Une méta-analyse relativement récente de Cummings & Bailenson (2016) sur 83 études expéri-mentales - dont les études évoquées précédemment – montre que l’immersion a un effet de taille moyenne sur le sentiment de présence perçu des participants (r = .316). En examinant plus en détail les forces d’effet et en comparant ces dernières, les auteurs ont pu montrer que certaines fonctionnalités de la réalité virtuelle ont plus d’impact que d’autres sur le sentiment de présence. La qualité de l’image et son réalisme semblent avoir par exemple un effet relativement faible sur la présence (r = .15). Les capacités audio des systèmes montrent un effet faible à moyen (r = .26). A contrario, les études manipulant le champ de vision des sujets montrent un effet de taille

moyenne (r = .304), tout comme la stéréoscopie (r = .32). Les comparaisons entre différents sys-tèmes (casques, CAVEs et écrans) révèlent également des effets moyens (r = .339).
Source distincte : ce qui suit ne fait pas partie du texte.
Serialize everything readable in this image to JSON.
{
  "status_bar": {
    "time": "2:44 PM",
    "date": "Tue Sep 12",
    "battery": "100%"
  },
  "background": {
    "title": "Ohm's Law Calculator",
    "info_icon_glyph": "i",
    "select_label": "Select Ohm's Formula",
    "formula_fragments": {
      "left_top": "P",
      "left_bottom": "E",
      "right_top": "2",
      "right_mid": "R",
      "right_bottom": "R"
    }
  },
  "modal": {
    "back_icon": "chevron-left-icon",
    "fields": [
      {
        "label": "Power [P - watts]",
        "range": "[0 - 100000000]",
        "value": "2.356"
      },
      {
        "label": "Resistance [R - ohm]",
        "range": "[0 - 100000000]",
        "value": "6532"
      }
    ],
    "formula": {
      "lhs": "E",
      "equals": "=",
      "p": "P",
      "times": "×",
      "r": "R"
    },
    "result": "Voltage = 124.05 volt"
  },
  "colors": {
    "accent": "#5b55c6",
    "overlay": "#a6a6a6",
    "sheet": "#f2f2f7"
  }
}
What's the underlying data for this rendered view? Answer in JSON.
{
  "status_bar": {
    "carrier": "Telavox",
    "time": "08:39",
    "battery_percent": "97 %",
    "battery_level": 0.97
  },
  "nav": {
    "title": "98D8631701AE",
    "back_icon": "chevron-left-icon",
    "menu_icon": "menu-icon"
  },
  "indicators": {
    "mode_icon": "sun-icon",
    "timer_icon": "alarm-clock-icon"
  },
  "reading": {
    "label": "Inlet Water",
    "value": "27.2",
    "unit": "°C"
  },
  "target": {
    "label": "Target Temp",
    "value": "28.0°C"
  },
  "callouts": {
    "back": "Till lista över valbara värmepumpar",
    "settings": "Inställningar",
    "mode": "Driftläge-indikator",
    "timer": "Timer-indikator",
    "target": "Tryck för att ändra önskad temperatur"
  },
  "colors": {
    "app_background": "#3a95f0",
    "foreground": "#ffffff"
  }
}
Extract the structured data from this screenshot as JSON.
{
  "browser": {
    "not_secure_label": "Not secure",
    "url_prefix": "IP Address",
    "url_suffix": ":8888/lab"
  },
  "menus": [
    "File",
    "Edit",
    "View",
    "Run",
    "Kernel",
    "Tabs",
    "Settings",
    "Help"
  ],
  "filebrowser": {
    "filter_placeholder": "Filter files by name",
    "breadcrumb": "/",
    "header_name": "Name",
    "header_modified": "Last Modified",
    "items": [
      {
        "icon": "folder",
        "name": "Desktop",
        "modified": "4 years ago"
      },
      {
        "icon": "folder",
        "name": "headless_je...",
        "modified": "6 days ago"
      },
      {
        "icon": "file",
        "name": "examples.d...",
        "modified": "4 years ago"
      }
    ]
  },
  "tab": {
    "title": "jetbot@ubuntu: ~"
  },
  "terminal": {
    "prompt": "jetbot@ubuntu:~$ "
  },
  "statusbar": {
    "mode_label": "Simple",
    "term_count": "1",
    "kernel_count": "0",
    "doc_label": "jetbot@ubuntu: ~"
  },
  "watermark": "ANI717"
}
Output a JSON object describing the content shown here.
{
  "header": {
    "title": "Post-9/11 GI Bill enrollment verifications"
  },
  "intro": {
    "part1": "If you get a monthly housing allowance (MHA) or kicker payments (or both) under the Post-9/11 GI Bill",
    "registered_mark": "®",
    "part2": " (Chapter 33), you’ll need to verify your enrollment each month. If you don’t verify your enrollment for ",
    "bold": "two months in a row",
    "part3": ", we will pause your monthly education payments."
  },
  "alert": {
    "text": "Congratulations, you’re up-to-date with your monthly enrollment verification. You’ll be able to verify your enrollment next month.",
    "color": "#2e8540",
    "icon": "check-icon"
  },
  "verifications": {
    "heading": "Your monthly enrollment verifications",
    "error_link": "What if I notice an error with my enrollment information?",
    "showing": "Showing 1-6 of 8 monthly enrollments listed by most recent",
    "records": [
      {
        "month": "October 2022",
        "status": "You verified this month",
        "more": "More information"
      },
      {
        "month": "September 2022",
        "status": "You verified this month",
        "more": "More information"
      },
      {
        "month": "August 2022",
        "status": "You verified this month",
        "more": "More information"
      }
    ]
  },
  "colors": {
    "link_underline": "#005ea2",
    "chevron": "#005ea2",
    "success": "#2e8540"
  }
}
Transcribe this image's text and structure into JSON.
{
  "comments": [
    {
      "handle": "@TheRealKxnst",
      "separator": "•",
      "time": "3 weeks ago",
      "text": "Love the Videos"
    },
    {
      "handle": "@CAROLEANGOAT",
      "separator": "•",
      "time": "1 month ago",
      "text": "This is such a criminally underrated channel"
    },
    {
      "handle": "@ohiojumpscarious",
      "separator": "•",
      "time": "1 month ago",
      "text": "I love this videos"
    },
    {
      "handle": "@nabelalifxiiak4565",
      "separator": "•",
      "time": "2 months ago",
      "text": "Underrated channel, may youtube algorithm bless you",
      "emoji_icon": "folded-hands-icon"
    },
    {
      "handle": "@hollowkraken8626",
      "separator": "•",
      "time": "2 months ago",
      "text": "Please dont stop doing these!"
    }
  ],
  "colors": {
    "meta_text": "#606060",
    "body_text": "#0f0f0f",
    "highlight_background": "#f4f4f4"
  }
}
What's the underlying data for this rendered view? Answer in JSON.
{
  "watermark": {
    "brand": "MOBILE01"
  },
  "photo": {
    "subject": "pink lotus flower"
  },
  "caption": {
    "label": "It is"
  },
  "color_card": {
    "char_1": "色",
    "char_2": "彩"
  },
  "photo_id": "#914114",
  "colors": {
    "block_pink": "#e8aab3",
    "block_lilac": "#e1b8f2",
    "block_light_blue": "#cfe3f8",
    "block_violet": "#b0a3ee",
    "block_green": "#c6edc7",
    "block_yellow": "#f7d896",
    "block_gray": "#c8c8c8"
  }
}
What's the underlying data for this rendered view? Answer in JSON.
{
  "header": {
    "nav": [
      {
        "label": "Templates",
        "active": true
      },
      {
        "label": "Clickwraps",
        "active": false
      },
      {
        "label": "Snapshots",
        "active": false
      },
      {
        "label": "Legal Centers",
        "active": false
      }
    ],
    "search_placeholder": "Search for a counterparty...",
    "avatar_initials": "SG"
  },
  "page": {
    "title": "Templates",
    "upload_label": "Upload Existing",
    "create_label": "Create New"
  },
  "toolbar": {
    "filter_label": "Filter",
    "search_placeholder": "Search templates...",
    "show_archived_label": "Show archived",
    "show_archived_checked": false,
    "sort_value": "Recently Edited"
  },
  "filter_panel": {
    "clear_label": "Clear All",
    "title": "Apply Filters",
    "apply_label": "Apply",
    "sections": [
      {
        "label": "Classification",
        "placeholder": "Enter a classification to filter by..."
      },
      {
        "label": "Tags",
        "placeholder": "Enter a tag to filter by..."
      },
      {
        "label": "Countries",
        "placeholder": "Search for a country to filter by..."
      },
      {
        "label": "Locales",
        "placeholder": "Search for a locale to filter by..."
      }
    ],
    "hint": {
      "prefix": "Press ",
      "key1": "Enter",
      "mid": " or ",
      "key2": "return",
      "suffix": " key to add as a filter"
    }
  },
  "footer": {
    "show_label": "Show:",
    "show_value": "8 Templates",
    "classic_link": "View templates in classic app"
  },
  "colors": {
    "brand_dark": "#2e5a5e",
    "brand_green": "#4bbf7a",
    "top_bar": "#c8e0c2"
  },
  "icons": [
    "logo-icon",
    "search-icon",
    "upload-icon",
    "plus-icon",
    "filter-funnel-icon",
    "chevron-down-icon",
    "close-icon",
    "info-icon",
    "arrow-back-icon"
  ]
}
L’interaction, notamment la manipulation du suivi des mouvements et l’augmentation des degrés de liberté dans l’interaction révèle quant à elle un effet moyen à fort (r = .408). Enfin, le taux de rafraichissement a révélé un effet fort sur le sentiment de présence (r =.645). Les auteurs ont par la suite réalisé des comparaisons des tailles d’effet, et ont trouvé que les effets du suivi de mouvement sur la présence sont significativement plus forts que les autres (à l’exception du taux de rafraichissement dont l’échantillon s’est révélé relativement faible). La stéréoscopie ainsi que le champ de vision ont également des effets plus significatifs que les autres, ce qui semble promouvoir les capacités d’interaction comme primordiales pour l’émergence et le maintien du sentiment de présence. Il convient cependant de relativiser la pertinence d’une méta-analyse sur une trentaine d’années dans un milieu technologique aussi innovant que celui de la réalité virtuelle. Prenons, pour l’exemple, l’étude sur le taux de rafraichissement de Barfield & Hendrix (1995). Dans cette expé-rimentation, les auteurs ont comparé des taux de rafraichissement de 5, 10, 15, 20 et 25 Hz. Or, les casques actuels tournent aujourd’hui autour de 70 ou 80 Hz voire plus de 100 Hz. Il est donc envisageable de considérer un effet seuil au-delà duquel le taux de rafraichissement n’est plus significatif. Cette limite s’applique tout aussi bien à la qualité de l’image, à la résolution, la latence ou même au champ de vision.